Depuis plusieurs années, les vaches sont saillies par les meilleurs taureaux (100 % Holstein), ce qui a eu pour effet de propulser le troupeau parmi le groupe des 10 % supérieurs selon l’IPV au Canada. Le taux de réforme est d’environ 25 % et 100 % des génisses sont élevées. Cela permet de garantir une relève suffisante et de soutenir l’accroissement du troupeau, tout en maintenant le troupeau fermé (aucun achat d’animaux). La production du quota en constante croissance est assurée par l’augmentation de la production par vache et la qualité de l’élevage. Il faut optimiser la croissance des génisses en favorisant leur développement afin d’obtenir des taures pesantes au vêlage tout en abaissant l’âge au premier vêlage, et ce, le plus efficacement possible! Chaque parc est alimenté selon le l’âge moyen des génisses qui s’y trouvent. Les rations sont également ajustées selon les fourrages disponibles et leur analyse. Les poids et hauteurs sont mesurés plusieurs fois en cours d’année afin de suivre l’évolution.
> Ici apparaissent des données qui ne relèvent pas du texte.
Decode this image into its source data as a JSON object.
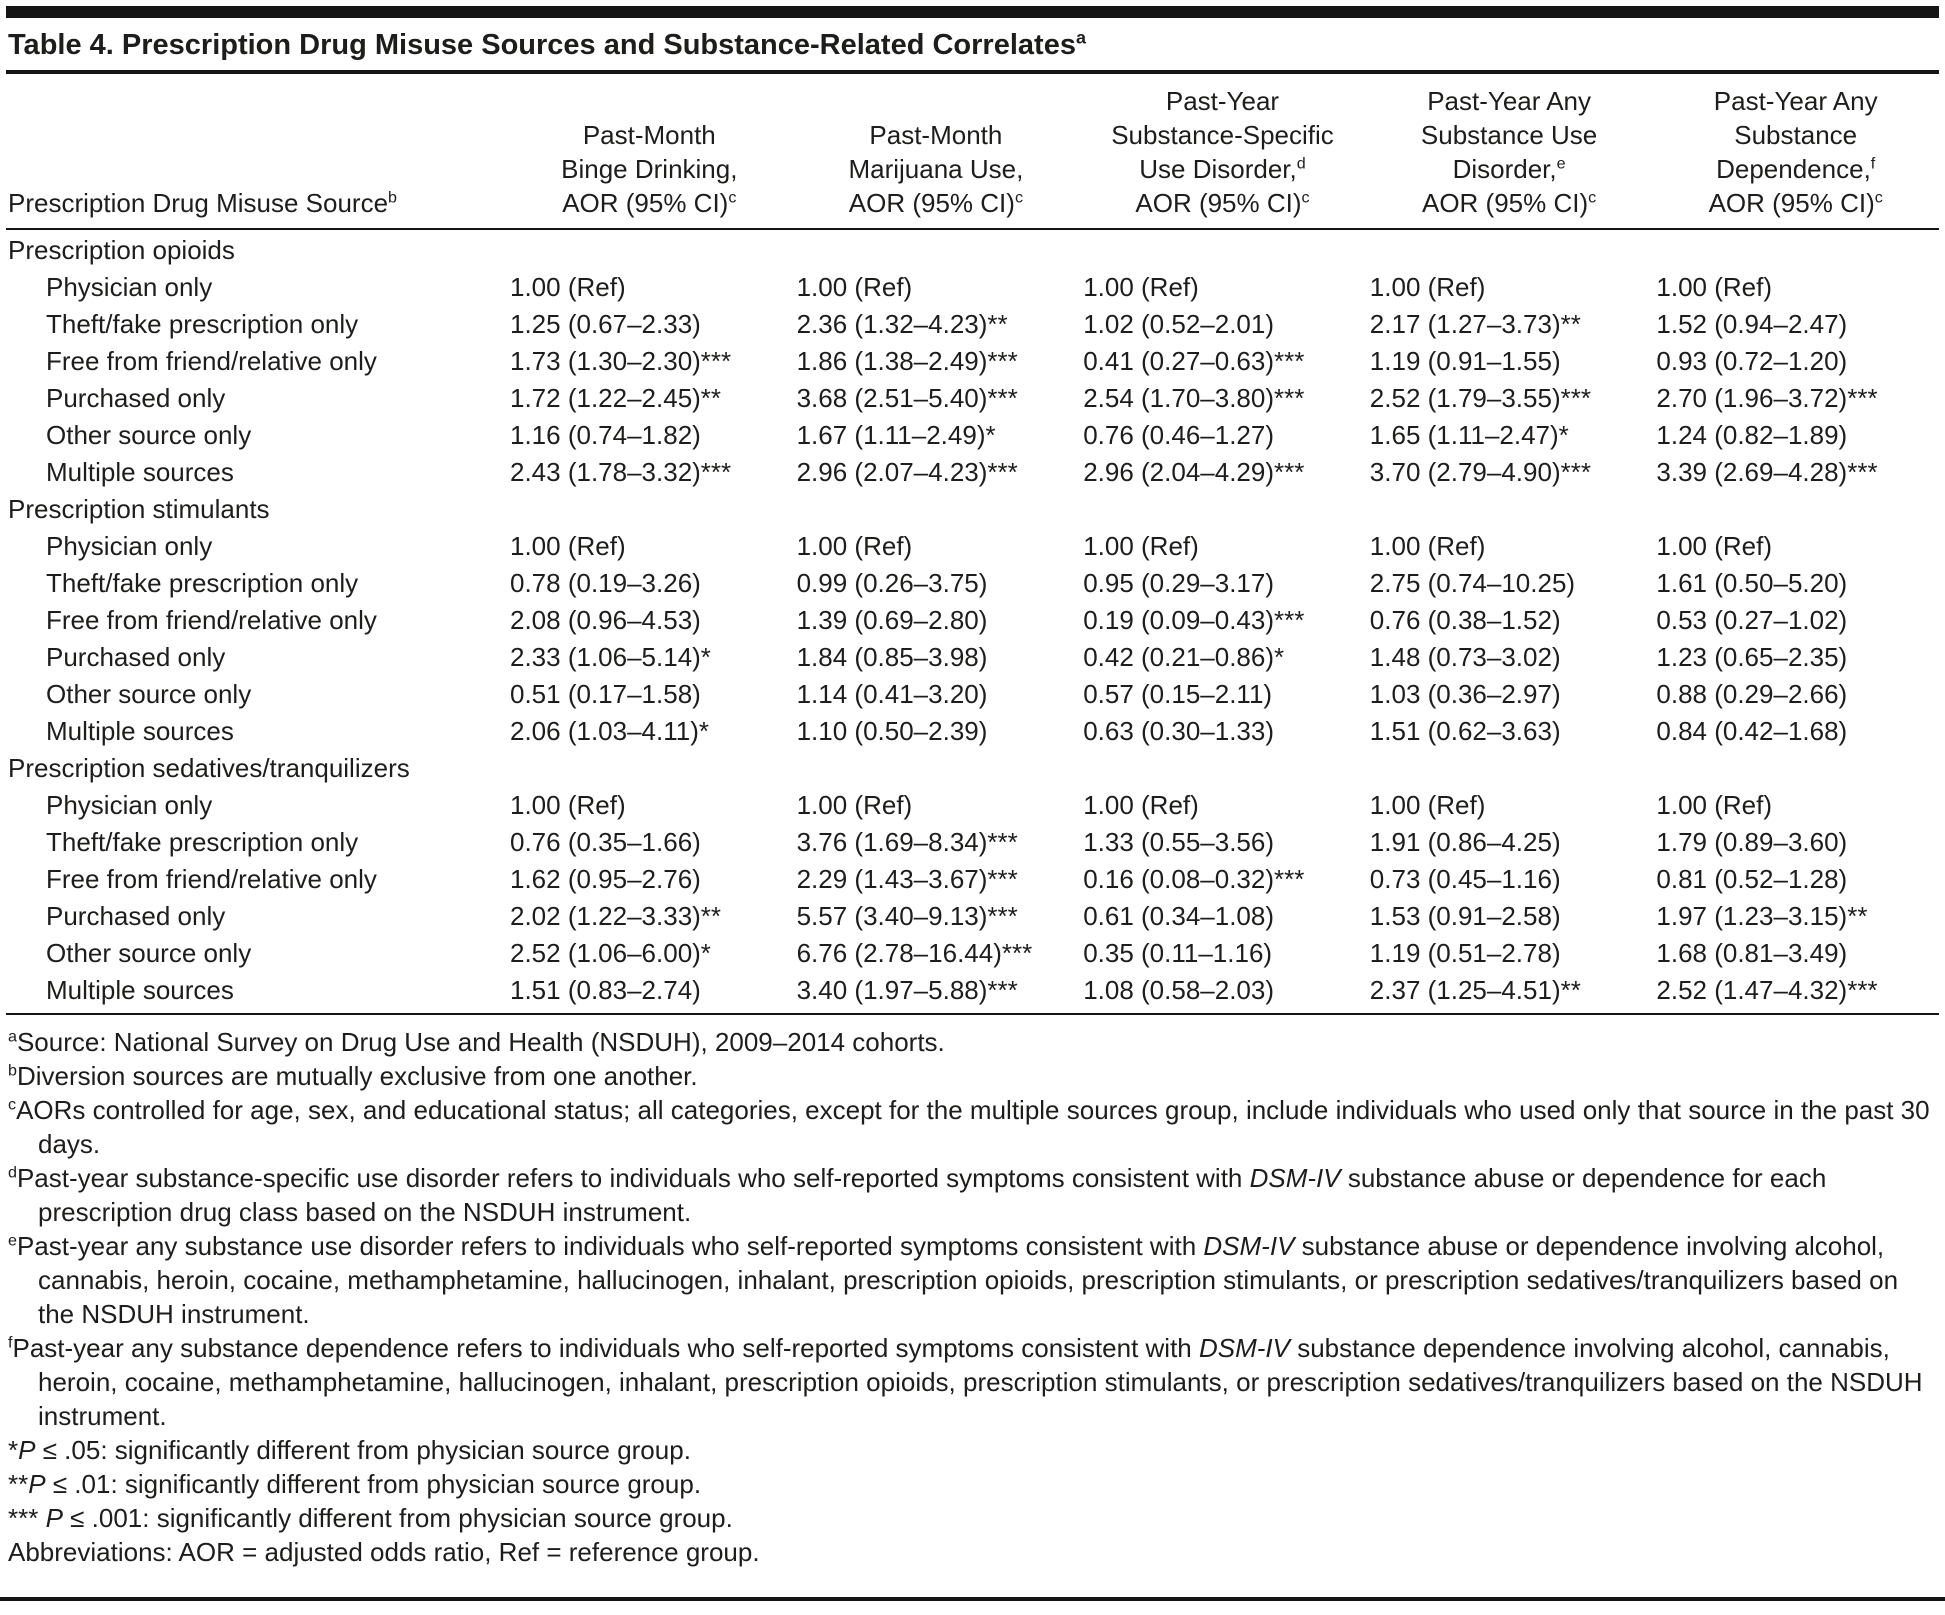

Finalement, il est possible d’avoir de bons résultats sans investir trop de temps, mais en évaluant ponctuellement les divers paramètres tels que l’alimentation, le regroupement des animaux, le contrôle de l’environnement, etc. Tout peut se faire efficacement, sans sacrifier la qualité de vie. La communication entre les membres d’affaires de la ferme est primordiale et l’élaboration d’objectifs et de projets communs sont essentiels au développement.